“You havin’ a party over there without me, Ford?” Colm asked.
I let out a breathy laugh and checked my face in the rearview. Yeah, I looked good.
To make a sharp turn, I had to cross the corner of a sidewalk, and I winced, narrowly avoiding driving into a trash can and possibly a few pedestrians.
“If one jumps outta the car, you take the runner,” I told Colm and retrieved my personal phone.
“Copy that,” he replied.
I located Eric’s number and pressed call before I activated the speaker. I already had a dozen texts from him and Finn wanting updates.
“What’s your status?” Eric demanded, all business.
“Requesting backup,” I replied and sniffed again. It was starting to hit me. I relayed the info I had, along with the neighborhood we were in, while I swerved onto a new street with enough force to get my heart racing even without the coke. “If we can get some delay on the authorities, that would be great too, ’cause I’m not sure we can pull this off without detection.”
“We have three cops on hold—I’ll redirect their routes,” Eric said. “Do you want them to interfere?”
“Not at the moment—shite. Colm, we’re both up!” I rushed out the words and pulled up on the curb. “They’re taking off on foot.”
“Right behind you,” he answered.
Before I could exchange another word with Eric, I jumped out of my car, slammed the door shut, then sprinted down an alley and pressed the lock button on the fob. I’d kill a motherfucker if they stole my girl.
I’d grown attached.
“Where the fuck are they going?” I growled.
Rage, adrenaline, and blow were a perfect combination, and I felt it surging through me, fueling me, adding strength and speed to every step. Down another street with more people around, and I wondered—there were a lot of nightclubs in the area.
It was also JJ Doyle’s turf, and he ran a tighter ship than his old man ever could back when he was the crew boss. Which made me wanna rule out ambush.
Aw, goddammit!

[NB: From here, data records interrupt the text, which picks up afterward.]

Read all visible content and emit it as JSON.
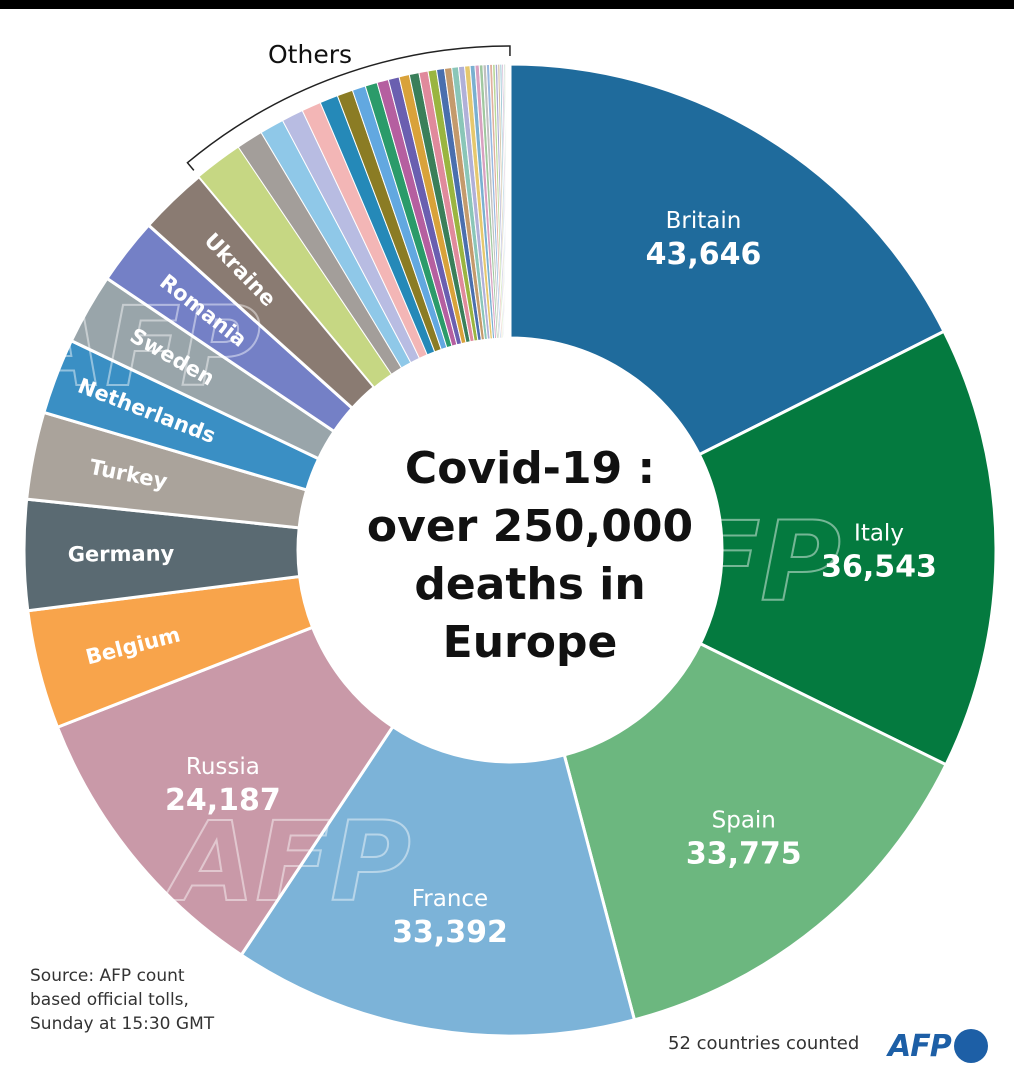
{
  "chart_data": {
    "type": "pie",
    "title": "Covid-19 : over 250,000 deaths in Europe",
    "total_countries": 52,
    "slices": [
      {
        "name": "Britain",
        "value": 43646,
        "value_label": "43,646",
        "color": "#1f6b9c"
      },
      {
        "name": "Italy",
        "value": 36543,
        "value_label": "36,543",
        "color": "#047a3f"
      },
      {
        "name": "Spain",
        "value": 33775,
        "value_label": "33,775",
        "color": "#6cb77f"
      },
      {
        "name": "France",
        "value": 33392,
        "value_label": "33,392",
        "color": "#7cb3d8"
      },
      {
        "name": "Russia",
        "value": 24187,
        "value_label": "24,187",
        "color": "#c999a8"
      },
      {
        "name": "Belgium",
        "value": 9800,
        "color": "#f8a44b"
      },
      {
        "name": "Germany",
        "value": 9100,
        "color": "#5a6a72"
      },
      {
        "name": "Turkey",
        "value": 7200,
        "color": "#aaa39b"
      },
      {
        "name": "Netherlands",
        "value": 6250,
        "color": "#3a8fc4"
      },
      {
        "name": "Sweden",
        "value": 5850,
        "color": "#99a5aa"
      },
      {
        "name": "Romania",
        "value": 5500,
        "color": "#7480c6"
      },
      {
        "name": "Ukraine",
        "value": 5700,
        "color": "#8a7b72"
      }
    ],
    "others": {
      "label": "Others",
      "values": [
        4000,
        2200,
        2000,
        1800,
        1600,
        1500,
        1300,
        1100,
        1000,
        950,
        900,
        850,
        800,
        750,
        700,
        650,
        600,
        550,
        500,
        450,
        400,
        350,
        300,
        280,
        260,
        240,
        220,
        200,
        180,
        160,
        140,
        120,
        100,
        80,
        60,
        50,
        40,
        30,
        25,
        20
      ],
      "colors": [
        "#c6d783",
        "#a39e9a",
        "#8fc8e8",
        "#b8bce2",
        "#f3b6b6",
        "#2589b8",
        "#8b7c24",
        "#62a8e0",
        "#2b9b6a",
        "#b55fa0",
        "#6a5fb0",
        "#d9a23a",
        "#3a7f5a",
        "#e08a9c",
        "#9ab540",
        "#4a6fae",
        "#c49a6c",
        "#8ac6b8",
        "#b0b0d8",
        "#e6c86e",
        "#7ab0d0",
        "#d8a0c0",
        "#a0c8a0",
        "#c0c0c0",
        "#98b8e0",
        "#e0b0a0",
        "#b8d898",
        "#a8a8d0",
        "#d0c0a0",
        "#90c0d0",
        "#c8a8c8",
        "#a8c8b8",
        "#d8d0b0",
        "#b0c8e0",
        "#e0c0c8",
        "#c0d8c8",
        "#d0d0e8",
        "#e8e0c8",
        "#c8e0e8",
        "#e0e0e0"
      ]
    }
  },
  "center_title_lines": [
    "Covid-19 :",
    "over 250,000",
    "deaths in",
    "Europe"
  ],
  "others_label": "Others",
  "source_lines": [
    "Source: AFP count",
    "based official tolls,",
    "Sunday at 15:30 GMT"
  ],
  "countries_counted": "52 countries counted",
  "watermark": "AFP",
  "logo": {
    "text": "AFP",
    "color": "#1d5fa6"
  }
}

I knew it. “Colm!” I yelled.
“On your tail!”
“They’re gonna try to shake us in there!” I zeroed in on the big nightclub farther down the street, the only venue open here at this hour, and there was nowhere else to go. “You work shit out with the security and stay near the entrance!”
It was the oldest trick in the book. Go into a busy place, make rounds, leave again while the person chasing you was lost in the crowd.
Or this was still an ambush and I was gonna get royally pissed at JJ for letting Italians move in, and I was gonna die. And if I didn’t die, I was gonna kill JJ after he’d served his purpose in taking down the Italians.
As soon as I’d gotten confirmation from Colm, I sped up and braced myself to push through security. A dozen or so people were huddled outside, some in line, some smoking cigarettes.
I sucked in a breath and watched the greaseballs force their own entry, and it provided a pinch of comfort. If they’d been let in right away, I would’ve screeched to a stop. Instead, I heard the commotion mingling with the thumping music. One guard trying and failing to restrain one of the Italians, another guard shouting for them to get out. But they were already out of sight.
Then it was my turn.
“Everybody, calm down!” a security guard barked out at the people in line.
With my heart thundering in my chest, I ran up to the entrance as fast as I possibly could, jumped over the velvet rope, and slipped between the two beefy guards.
“What the fuck is wrong with people tonight!” I heard someone yell after me.
Past the coat check, a bar, and a crowded hallway of bathrooms—where I didn’t see anyone acting like someone had just run through—I landed in a dark sea of moving bodies. Psychedelic trance music blared out from the speakers, and white strobe lights moved like static over the crowd in an epileptic person’s worst nightmare.
The beat didn’t merely pulse through the foundation of the building; it reverberated through my body too.
Ironically, one of the first faces I registered belonged to someone I knew. JJ’s little brother was here hustling ecstasy and whatever else.
Christ. I wiped my forehead and swallowed dryly. It was the oldest trick in the book for a reason; it tended to be effective, even more so if an emergency exit was easily accessible. It was damn near impossible to pick out just one person when everyone moved in tandem, the lighting was poor, and the music pounded the way it did.
I scanned the area as thoroughly as I could and searched for disruptions in the pattern of dancers that followed the beat. As the chorus hit, everybody started jumping up and down, and machines released smoke to make matters worse.